Le lendemain, sur les dix heures du matin, Mr Justiniani, accompagné des Sénateurs, vint prendre Mr de Varangeville pour le conduire au College. La marche se fit comme le soir precédent. Mr l’Ambassadeur parla avec tant de grace, & donna un tour si juste à tout ce qu’il dit, qu’il s’attira l’applaudissement de tous ceux qui l’écouterent. La Salle estoit pleine de Gentildonnes, & de toute la Noblesse qui avoit pû y trouver place. Le Doge répondit à son Discours avec des termes de respect & de venération pour Sa Majesté, & d’estime particuliere pour luy. On remarqua que dans cette occasion ses expressions allerent beaucoup au dela de celles dont il se sert en de pareilles rencontres.

Apres que Mr l’Ambassadeur fut revenu du College, il reçeut le Régal ordinaire de Confitures que la République luy envoya. Les Masques, & le reste du monde qui entroit dans son Palais si tost qu’on l’ouvroit, s’estant retirez, on servit quatre Tables à seize Couverts chacune. Le Repas que Mr de Varangeville donna à ceux qui s’estoient trouvez à son Cortege, ne fut pas seulement abondant en tout ce qu’il y avoit de plus exquis dans cette saison, mais si délicat & si bien ordonné, qu’il eust esté difficile d’y rien adjoûter pour le rendre plus propre & plus magnifique. Apres le Dîné, on continua la Feste, quoy qu’elle dust finir à midy selon la coûtume. Les Portes du Palais furent ouvertes, & la multitude ne fut pas moindre qu’elle l’avoit esté jusques là. Les Violons recommencerent à joüer, & les Masques à se promener dans ce Palais. Cela dura jusqu’à dix heures du soir. Pendant tout ce temps, les Gens de Mr l’Ambassadeur furent sans cesse occupez à distribuer des rafraîchissemens à tous ceux qui en voulurent.
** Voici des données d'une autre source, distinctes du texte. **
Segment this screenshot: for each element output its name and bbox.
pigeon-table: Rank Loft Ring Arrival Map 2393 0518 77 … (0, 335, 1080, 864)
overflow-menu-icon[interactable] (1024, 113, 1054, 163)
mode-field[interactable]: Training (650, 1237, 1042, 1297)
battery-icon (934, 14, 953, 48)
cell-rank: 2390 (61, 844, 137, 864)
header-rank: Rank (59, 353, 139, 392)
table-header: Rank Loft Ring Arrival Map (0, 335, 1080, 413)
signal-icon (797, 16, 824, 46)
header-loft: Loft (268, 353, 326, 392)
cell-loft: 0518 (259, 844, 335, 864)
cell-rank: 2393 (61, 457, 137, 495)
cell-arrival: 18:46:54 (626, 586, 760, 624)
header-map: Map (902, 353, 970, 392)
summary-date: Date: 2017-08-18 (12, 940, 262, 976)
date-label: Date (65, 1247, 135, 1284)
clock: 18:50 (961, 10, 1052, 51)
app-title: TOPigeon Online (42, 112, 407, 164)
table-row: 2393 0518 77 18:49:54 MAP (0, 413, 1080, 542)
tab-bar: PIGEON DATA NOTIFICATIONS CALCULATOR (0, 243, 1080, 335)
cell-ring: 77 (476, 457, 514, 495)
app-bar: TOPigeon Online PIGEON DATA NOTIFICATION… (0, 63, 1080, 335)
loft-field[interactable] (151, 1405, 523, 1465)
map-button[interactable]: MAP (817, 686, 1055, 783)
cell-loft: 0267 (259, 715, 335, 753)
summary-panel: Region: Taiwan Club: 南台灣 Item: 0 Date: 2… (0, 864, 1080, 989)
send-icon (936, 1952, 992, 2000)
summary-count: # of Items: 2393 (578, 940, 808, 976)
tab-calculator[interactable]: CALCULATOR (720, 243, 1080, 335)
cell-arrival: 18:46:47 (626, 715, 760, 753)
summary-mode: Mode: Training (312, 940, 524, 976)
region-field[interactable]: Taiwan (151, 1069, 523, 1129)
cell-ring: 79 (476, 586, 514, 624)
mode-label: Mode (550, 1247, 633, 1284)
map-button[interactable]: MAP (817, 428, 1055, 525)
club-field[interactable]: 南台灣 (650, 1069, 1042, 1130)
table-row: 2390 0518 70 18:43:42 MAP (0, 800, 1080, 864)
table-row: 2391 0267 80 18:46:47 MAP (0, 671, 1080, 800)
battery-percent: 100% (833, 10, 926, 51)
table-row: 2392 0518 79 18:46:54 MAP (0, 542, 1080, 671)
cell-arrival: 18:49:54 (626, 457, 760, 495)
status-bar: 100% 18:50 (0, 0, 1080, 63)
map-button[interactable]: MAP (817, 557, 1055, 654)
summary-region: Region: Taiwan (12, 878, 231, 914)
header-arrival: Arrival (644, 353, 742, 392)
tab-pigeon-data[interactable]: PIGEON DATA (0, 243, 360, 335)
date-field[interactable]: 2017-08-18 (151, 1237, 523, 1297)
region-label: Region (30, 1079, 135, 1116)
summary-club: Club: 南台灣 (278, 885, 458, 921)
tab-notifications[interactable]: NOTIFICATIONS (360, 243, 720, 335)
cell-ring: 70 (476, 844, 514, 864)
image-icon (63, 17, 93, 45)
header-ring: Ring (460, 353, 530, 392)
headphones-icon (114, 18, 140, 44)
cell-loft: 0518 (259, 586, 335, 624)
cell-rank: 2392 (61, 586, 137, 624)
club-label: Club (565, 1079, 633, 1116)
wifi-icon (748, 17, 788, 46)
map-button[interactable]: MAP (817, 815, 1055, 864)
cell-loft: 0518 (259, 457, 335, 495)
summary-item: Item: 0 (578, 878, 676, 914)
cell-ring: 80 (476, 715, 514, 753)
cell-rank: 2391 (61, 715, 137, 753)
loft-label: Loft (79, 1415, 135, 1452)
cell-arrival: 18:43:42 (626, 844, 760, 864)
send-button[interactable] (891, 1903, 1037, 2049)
Le troisiéme jour, Mr de Varangeville alla prendre la Réponse de sa Harangue dans ses Gondoles avec le Cortege accoûtumé, & revint à pied par la Mercerie jusqu’au Pont de Realto, dans l’ordre qui suit. Un grand nombre de Valets de pied vestus d’une tres-belle Livrée, marchoit à la teste. Ils estoient suivis de plusieurs Pages fort propres, qui précedoient les Gens du Cortege. Apres eux venoient les Officiers de sa Maison, & il paroissoit enfin en Habit noir à Manteau. Toute cette Troupe estoit estrémement leste, chacun ayant fait de son mieux pour soûtenir la réputation qu’ont les François de se mettre plus proprement qu’aucune des autres Nations. L’apresdînée cet Ambassadeur reçeut la visite de celuy d’Espagne. On donna une tres-belle Collation à sa Suite. Le Patriarche, que l’on traite comme Ambassadeur, vint rendre la sienne le lendemain, & on régala ses Gens d’une semblable Collation. Les Résidens s’estant acquitez du mesme devoir, reçeurent les honnestetez qui leur estoient deuës.

[Nouvelles Impressions du Livre touchant la Verité de la Religion Chrêtienne] §

Mercure galant, octobre 1679 (première partie) [tome 10], p. 287-288.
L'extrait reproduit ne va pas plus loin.